The Tla’amin Nation is closely monitoring returning herring after Fisheries and Oceans Canada opened a herring roe fishery just south of its territory, which extends along British Columbia’s Sunshine Coast. The past few decades have seen a drop in herring numbers—an alarming trend given the fish’s cultural importance to Tla’amin people and enormous contribution to the diet of the chinook salmon, which is also in decline. (APTN)
 
A dispute between Libya and Sicily over fishing waters has entangled more than the prized red prawn; for several decades, it has left fishers vulnerable to harassment, violence, and imprisonment. (Al Jazeera)
 
Whale culture, as scientists have dubbed it, is millions of years older than human culture. So it may come as no surprise that sperm whales changed their behavior, en masse, as 19th century American whalers tried to harpoon them—and they did so in just a few years. (The Guardian)
 
In 2016, a tugboat ran aground near Bella Bella, British Columbia, spilling over 100,000 liters of diesel into the sea. The oil spill has since galvanized the Heiltsuk Nation to work toward forming the Indigenous Marine Response Centre, an emergency hub that would be well positioned to protect its territory and the waters beyond. (The Narwhal)
 
In British Columbia, breeding a hardier oyster that’s resistant to warming and acidifying seawater may offer hope to an imperiled shellfish industry. “Sixty percent of our industry is Pacific oysters. If we lose that, we’ll be scrambling,” says Jim Russell, executive director of the BC Shellfish Growers Association. But can scientists future-proof the oysters? (Capital Daily)
 
 
 
 
 
 
 
Behind the Story
 
Christina Couch, the author of “Mental Health and the Modern Fisherman,” discusses the chronic burdens that plague the fishing community.
 
I went into this project believing that it was largely a story about PTSD. I had read the statistics on the dangers of commercial fishing, and when I found a small press release from the Maine Coast Fishermen’s Association detailing a new mental health initiative, I assumed that the aim was primarily to address the psychological toll that injury and loss of life take on a community. That wasn’t the full story. It wasn’t even most of the story. 

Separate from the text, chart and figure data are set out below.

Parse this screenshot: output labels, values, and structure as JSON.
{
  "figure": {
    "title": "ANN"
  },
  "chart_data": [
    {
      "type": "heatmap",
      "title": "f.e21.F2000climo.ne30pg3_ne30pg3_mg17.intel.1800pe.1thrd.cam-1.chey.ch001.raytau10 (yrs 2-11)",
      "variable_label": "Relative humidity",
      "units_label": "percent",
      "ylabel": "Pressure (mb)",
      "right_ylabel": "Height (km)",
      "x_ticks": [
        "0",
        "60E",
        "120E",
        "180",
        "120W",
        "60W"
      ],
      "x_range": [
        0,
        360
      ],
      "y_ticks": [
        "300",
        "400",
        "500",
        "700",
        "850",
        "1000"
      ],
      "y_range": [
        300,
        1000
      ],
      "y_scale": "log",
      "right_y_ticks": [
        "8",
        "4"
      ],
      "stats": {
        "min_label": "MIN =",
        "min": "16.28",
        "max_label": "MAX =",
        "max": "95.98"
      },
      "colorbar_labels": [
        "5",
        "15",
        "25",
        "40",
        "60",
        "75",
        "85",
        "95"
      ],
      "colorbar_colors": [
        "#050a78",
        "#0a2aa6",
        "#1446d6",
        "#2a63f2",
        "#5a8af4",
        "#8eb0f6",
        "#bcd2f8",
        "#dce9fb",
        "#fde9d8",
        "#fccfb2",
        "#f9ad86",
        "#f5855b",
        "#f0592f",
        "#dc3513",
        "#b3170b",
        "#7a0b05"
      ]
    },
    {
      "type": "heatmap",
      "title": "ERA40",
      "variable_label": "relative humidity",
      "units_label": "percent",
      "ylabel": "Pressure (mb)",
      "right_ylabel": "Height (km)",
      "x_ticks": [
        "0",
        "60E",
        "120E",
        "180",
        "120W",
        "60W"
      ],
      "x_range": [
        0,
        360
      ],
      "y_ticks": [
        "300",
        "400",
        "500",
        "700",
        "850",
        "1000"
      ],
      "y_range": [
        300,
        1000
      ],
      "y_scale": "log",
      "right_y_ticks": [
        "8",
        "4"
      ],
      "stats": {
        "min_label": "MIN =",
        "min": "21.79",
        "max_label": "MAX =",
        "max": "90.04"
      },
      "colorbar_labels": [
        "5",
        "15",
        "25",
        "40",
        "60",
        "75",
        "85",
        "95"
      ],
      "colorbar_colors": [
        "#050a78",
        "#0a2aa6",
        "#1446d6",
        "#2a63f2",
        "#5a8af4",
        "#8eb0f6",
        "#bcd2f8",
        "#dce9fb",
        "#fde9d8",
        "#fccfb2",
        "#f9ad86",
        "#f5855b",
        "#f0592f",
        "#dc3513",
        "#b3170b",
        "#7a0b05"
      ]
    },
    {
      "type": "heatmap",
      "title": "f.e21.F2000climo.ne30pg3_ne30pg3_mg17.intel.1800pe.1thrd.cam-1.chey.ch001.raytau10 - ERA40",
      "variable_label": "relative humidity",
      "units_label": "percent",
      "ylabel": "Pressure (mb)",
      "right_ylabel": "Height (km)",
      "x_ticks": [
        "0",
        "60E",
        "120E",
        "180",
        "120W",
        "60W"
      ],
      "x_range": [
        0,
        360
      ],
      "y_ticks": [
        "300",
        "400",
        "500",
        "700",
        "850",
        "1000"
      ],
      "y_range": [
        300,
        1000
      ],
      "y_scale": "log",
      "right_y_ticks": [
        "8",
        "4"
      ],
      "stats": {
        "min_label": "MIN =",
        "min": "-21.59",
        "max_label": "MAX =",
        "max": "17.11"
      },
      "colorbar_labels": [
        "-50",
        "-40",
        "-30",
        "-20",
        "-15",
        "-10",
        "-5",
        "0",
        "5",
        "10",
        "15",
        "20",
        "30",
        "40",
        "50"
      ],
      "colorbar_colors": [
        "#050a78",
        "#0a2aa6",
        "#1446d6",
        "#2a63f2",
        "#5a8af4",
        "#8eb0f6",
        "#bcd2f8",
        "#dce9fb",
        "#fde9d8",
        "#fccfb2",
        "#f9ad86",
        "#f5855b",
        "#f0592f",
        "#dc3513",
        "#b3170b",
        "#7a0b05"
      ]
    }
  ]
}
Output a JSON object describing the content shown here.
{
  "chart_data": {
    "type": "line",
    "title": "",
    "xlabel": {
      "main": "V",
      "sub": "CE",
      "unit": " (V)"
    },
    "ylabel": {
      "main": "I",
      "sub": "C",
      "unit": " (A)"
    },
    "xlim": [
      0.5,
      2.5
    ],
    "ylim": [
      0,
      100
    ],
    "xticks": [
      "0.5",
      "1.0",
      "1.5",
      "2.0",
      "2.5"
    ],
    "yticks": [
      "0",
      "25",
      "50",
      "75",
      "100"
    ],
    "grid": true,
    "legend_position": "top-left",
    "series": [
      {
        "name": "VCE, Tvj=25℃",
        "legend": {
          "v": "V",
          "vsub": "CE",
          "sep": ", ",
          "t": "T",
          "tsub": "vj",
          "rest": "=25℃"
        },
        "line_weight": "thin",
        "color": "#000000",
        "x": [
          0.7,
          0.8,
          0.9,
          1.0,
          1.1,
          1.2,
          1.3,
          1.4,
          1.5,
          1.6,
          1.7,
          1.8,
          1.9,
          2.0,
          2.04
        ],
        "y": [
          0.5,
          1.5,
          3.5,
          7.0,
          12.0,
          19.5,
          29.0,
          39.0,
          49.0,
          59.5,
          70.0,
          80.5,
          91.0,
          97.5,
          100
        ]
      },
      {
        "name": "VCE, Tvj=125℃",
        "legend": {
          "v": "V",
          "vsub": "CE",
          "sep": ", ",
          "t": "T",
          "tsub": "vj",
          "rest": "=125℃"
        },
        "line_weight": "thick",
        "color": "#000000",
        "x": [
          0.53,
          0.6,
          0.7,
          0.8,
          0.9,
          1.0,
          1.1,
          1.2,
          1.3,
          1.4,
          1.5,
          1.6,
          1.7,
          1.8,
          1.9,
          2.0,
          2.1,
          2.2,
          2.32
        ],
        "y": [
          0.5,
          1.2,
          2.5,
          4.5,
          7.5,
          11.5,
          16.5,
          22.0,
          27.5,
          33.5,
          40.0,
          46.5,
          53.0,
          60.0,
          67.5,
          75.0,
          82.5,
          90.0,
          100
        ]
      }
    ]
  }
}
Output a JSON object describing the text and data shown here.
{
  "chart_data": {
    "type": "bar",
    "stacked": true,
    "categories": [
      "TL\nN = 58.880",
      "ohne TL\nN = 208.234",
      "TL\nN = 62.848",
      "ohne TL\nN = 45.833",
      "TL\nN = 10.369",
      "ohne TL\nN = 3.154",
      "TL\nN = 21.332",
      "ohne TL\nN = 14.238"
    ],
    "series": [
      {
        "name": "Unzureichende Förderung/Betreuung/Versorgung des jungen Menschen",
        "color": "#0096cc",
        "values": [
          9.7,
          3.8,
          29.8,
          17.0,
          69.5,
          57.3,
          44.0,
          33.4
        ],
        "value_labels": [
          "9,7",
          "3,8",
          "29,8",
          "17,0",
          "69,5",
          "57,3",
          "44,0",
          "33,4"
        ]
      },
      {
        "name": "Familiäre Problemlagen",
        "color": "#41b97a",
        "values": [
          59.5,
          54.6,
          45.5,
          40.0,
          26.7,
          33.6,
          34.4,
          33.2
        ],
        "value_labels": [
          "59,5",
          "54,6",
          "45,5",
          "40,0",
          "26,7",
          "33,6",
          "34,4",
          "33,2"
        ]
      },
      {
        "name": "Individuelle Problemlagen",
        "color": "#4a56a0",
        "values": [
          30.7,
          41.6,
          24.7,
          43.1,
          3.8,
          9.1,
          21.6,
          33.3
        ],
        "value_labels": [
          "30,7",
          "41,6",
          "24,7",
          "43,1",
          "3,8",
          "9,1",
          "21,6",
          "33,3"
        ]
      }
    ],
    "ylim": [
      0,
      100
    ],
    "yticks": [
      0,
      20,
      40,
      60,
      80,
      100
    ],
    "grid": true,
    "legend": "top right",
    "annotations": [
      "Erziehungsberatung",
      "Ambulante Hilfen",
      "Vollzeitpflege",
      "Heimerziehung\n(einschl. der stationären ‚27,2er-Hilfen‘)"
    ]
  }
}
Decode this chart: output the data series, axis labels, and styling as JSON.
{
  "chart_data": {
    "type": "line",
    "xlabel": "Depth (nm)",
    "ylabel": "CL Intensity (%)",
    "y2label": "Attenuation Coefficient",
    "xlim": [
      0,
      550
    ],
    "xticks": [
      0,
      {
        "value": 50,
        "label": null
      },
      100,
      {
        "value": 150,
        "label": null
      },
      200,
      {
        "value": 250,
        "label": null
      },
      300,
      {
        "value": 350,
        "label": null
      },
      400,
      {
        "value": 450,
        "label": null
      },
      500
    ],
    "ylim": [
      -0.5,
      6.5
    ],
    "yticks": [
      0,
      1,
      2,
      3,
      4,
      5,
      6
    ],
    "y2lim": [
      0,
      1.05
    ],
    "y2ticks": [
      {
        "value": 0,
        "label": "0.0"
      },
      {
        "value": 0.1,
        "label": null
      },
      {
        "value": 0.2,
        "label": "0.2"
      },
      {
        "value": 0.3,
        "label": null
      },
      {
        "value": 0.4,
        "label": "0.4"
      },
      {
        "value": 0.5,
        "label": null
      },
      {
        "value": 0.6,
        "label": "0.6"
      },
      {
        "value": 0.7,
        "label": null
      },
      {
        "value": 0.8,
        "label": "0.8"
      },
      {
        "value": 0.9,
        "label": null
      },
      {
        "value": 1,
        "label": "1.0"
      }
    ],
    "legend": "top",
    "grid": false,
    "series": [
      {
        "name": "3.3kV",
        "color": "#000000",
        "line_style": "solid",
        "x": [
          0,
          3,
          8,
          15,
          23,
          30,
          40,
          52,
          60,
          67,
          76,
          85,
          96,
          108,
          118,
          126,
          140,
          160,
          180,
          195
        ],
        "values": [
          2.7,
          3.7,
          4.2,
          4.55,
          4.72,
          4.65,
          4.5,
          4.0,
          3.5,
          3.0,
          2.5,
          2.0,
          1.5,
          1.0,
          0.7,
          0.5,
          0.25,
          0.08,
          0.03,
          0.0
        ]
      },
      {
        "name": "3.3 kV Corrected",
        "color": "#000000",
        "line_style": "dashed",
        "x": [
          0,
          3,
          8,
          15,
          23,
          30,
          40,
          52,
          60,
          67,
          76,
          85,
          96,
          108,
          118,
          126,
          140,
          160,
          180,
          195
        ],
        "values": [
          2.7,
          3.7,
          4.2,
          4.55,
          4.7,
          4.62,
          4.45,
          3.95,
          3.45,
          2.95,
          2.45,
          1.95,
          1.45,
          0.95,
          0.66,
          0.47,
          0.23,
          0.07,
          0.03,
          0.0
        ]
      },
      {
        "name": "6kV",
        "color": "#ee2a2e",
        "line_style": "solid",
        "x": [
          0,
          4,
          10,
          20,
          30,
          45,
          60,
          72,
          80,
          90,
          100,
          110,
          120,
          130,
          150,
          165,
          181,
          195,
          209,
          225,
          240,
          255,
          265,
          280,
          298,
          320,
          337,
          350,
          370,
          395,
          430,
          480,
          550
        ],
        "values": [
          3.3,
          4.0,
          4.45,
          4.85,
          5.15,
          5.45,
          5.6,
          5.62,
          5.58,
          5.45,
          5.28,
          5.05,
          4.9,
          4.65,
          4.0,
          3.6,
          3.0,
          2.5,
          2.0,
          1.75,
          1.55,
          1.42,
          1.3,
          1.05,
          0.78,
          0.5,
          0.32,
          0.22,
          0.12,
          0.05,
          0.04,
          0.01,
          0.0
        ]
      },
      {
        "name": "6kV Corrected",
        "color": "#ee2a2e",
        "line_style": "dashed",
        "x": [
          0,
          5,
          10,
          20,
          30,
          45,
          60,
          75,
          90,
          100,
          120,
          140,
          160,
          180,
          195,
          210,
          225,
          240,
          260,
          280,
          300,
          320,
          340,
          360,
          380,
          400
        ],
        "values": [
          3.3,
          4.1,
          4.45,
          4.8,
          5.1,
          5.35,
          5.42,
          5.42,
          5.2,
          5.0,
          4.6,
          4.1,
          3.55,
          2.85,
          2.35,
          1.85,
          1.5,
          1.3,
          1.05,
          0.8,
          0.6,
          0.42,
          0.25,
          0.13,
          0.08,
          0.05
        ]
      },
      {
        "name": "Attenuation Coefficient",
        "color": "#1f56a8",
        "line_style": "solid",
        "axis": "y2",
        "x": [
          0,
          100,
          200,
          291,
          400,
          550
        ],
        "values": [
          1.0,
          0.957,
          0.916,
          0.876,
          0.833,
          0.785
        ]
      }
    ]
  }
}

During the course of reporting, I was naively surprised to see the vast difference between the data that’s available on how the ecology, economics, and regulatory aspect of commercial fishing has dramatically shifted over the last few decades, and just how little research has been done on how those shifts impact the mental health of the communities they affect. I was incredibly lucky to find sources who were open to speaking about traumas they had endured, and equally lucky to find people who spent hours on the phone detailing how small changes that seem endurable by themselves can compound into a burden heavy enough to crush entire communities. This slower story was just as personal, and just as hard to tell, as the one behind the statistics on danger.

I came away from this project with a clearer idea of what resiliency is, and with a lot of gratitude for people who are working to protect the environment as well as the workers who rely on it.